During your first appointment for spondylolisthesis at the DISC Spine Institute, you can expect our friendly staff to collect your new patient paperwork and any other pertinent medical information. You will have an opportunity to discuss your symptoms and any pain you’re feeling, and our trusted surgeons will study your medical history and any labs or imaging tests you have already done. Be sure to mention any previous medical conditions, which will help the staff understand your current condition and pinpoint the exact source of your pain. At this time, they will also determine if any additional tests, like an MRI or CT scan, are needed.
Once these steps have been completed, we’ll have enough information to deliver a diagnosis and develop a plan to treat your spondylolisthesis, end your pain, and get you back to living your life.
Once spondylolisthesis has been confirmed, our industry-leading doctors, Dr. Mark Valente, and Dr. Andy Indresano will provide the best strategy for moving forward. The DISC Spine Institute prides itself on making every attempt to heal your pain using a conservative, non-surgical approach. Surgery is a last resort.
If the spondylolisthesis is stable, meaning it does not shift on x-ray with flexion and extension films or is very small, pain medications, muscle relaxants, and physical therapy may be all that is necessary for adequate control of symptoms. If there is a pars fracture, a local pars block injection can help diagnose its origin.
If pain from spondylolisthesis persists, or if surgery is the most feasible option, Dr. Mark Valente and Dr. Andy Indresano will proceed with the most minimally invasive surgical treatment possible. Our surgeons are leaders in the field of minimally invasive surgeries and are among a small group of surgeons around the world who are specially trained to perform these cutting-edge procedures.
Surgical stabilization is often necessary when conservative measures are no longer controlling the symptoms or the slip is large or progressing. This can often be done through two small, sutureless incisions in the back. This minimally invasive fusion procedure is done entirely through a tube; The tube spreads the muscle fibers instead of tearing or stripping them.

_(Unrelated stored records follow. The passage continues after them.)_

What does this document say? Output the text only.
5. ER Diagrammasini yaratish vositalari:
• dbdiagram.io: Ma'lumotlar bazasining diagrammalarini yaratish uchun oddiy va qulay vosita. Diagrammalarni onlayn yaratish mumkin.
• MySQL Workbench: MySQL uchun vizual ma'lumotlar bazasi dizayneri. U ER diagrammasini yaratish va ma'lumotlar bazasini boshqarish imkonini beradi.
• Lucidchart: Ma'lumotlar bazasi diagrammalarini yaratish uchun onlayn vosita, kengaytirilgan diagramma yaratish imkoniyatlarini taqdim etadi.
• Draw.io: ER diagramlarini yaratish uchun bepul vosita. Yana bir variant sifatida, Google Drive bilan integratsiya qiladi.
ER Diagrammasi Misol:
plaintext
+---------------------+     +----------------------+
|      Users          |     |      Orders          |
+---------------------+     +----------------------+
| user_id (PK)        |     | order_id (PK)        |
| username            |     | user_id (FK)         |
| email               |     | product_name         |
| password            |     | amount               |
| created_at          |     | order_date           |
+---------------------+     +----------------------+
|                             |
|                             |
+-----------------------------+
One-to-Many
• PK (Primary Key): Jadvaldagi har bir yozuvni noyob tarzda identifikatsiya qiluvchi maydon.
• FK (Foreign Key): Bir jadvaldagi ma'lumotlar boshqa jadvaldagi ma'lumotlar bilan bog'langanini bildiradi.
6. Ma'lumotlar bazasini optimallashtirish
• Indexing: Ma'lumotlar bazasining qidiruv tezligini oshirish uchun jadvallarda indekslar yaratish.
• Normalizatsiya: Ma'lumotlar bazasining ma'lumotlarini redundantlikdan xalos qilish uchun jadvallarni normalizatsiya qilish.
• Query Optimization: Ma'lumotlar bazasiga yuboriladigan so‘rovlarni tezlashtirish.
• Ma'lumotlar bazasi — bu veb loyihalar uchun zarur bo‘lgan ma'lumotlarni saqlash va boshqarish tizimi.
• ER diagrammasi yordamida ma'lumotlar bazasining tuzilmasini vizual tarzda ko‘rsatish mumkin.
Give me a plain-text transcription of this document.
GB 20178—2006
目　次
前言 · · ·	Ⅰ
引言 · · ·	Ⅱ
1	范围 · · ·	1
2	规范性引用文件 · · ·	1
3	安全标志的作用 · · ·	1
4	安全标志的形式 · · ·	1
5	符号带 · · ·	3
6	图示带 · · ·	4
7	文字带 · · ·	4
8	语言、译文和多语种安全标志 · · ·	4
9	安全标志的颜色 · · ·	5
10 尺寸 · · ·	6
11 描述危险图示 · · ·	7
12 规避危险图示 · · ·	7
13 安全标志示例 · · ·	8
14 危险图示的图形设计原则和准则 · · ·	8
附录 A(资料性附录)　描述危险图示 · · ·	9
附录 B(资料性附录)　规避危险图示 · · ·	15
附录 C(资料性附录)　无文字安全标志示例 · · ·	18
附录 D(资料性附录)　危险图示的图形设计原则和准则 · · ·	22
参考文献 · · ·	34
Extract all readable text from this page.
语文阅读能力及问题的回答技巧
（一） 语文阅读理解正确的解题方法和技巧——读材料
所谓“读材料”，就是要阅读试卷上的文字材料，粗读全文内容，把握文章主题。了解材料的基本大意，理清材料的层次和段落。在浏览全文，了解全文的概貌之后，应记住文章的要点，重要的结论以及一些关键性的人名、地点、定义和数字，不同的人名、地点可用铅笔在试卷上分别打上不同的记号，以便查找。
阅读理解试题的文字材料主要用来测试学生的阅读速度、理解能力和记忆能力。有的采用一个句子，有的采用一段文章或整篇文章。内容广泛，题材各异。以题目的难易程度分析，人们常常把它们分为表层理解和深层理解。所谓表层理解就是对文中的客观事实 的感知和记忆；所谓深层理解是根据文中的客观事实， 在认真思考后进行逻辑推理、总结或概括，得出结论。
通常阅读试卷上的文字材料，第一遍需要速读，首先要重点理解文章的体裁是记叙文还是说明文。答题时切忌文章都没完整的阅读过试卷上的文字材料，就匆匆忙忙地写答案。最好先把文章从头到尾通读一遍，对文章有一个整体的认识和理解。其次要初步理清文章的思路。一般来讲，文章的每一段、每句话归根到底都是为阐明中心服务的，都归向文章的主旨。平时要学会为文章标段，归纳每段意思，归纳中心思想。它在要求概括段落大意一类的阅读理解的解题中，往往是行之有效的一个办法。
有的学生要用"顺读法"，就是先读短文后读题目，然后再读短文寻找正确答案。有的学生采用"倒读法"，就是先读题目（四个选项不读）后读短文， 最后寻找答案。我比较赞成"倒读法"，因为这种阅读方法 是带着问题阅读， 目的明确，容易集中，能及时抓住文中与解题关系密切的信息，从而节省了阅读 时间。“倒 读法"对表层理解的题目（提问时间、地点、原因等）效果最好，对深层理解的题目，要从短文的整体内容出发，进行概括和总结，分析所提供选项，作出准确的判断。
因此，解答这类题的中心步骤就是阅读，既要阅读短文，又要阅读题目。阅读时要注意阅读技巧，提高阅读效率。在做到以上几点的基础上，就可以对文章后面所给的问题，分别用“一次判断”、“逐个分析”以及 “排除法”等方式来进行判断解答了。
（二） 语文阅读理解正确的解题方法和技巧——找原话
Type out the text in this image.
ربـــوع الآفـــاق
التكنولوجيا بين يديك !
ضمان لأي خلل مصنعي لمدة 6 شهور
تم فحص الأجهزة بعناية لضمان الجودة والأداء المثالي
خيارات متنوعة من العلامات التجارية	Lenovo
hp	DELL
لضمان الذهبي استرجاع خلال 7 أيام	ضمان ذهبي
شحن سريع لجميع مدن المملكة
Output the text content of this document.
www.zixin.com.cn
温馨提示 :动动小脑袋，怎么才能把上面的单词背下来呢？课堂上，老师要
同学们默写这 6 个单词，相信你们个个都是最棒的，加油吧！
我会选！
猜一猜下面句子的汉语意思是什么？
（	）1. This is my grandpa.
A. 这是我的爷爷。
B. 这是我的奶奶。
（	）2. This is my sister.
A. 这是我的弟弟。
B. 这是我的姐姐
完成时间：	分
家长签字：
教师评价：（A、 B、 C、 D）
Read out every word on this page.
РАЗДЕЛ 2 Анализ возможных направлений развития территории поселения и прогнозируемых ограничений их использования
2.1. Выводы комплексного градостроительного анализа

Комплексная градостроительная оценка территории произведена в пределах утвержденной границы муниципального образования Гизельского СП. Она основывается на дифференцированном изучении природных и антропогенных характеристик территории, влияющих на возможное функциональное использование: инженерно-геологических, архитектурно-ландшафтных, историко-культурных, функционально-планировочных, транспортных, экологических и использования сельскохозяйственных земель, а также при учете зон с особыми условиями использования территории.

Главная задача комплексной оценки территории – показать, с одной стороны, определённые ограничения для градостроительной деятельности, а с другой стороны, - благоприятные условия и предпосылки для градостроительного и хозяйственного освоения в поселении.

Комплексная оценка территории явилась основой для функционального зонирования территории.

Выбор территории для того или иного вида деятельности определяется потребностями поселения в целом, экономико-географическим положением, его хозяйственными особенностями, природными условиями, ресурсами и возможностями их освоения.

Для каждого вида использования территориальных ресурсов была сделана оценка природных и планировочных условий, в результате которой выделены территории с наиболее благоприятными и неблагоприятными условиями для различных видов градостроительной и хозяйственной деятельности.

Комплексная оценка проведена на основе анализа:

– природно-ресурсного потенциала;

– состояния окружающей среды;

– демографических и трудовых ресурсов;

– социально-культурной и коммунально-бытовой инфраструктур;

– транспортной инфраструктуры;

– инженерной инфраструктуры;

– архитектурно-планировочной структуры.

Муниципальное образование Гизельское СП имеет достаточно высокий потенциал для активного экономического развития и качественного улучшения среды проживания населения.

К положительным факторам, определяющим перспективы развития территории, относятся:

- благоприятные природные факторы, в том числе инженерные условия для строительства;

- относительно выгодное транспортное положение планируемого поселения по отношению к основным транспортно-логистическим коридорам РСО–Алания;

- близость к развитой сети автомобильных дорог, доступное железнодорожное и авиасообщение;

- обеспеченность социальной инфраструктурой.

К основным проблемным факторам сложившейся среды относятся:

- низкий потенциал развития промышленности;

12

This leads to much quicker recovery times, less chronic pain, smaller incisions, and less scar tissue.
The post-surgery period is just as important as the surgery itself when it comes to the health and wellness of the patient. The doctors and staff at the DISC Spine Institute are committed to guiding patients through the entire process, starting with the first consultation. After surgery, we provide continued recovery support with any necessary pain medications, muscle relaxants, support bracing, metabolic supplements to help with the healing of bones/nerves/soft tissue, and physical therapy, where indicated. Our staff of experienced medical assistants and physician assistants assists Drs. Valente and Indresano to provide an enhanced level of support to guide you through the recovery phase.
Everything we do at the DISC Spine Institute is undertaken with one goal in mind: To get you back to enjoying the life you deserve, as quickly and easily as possible.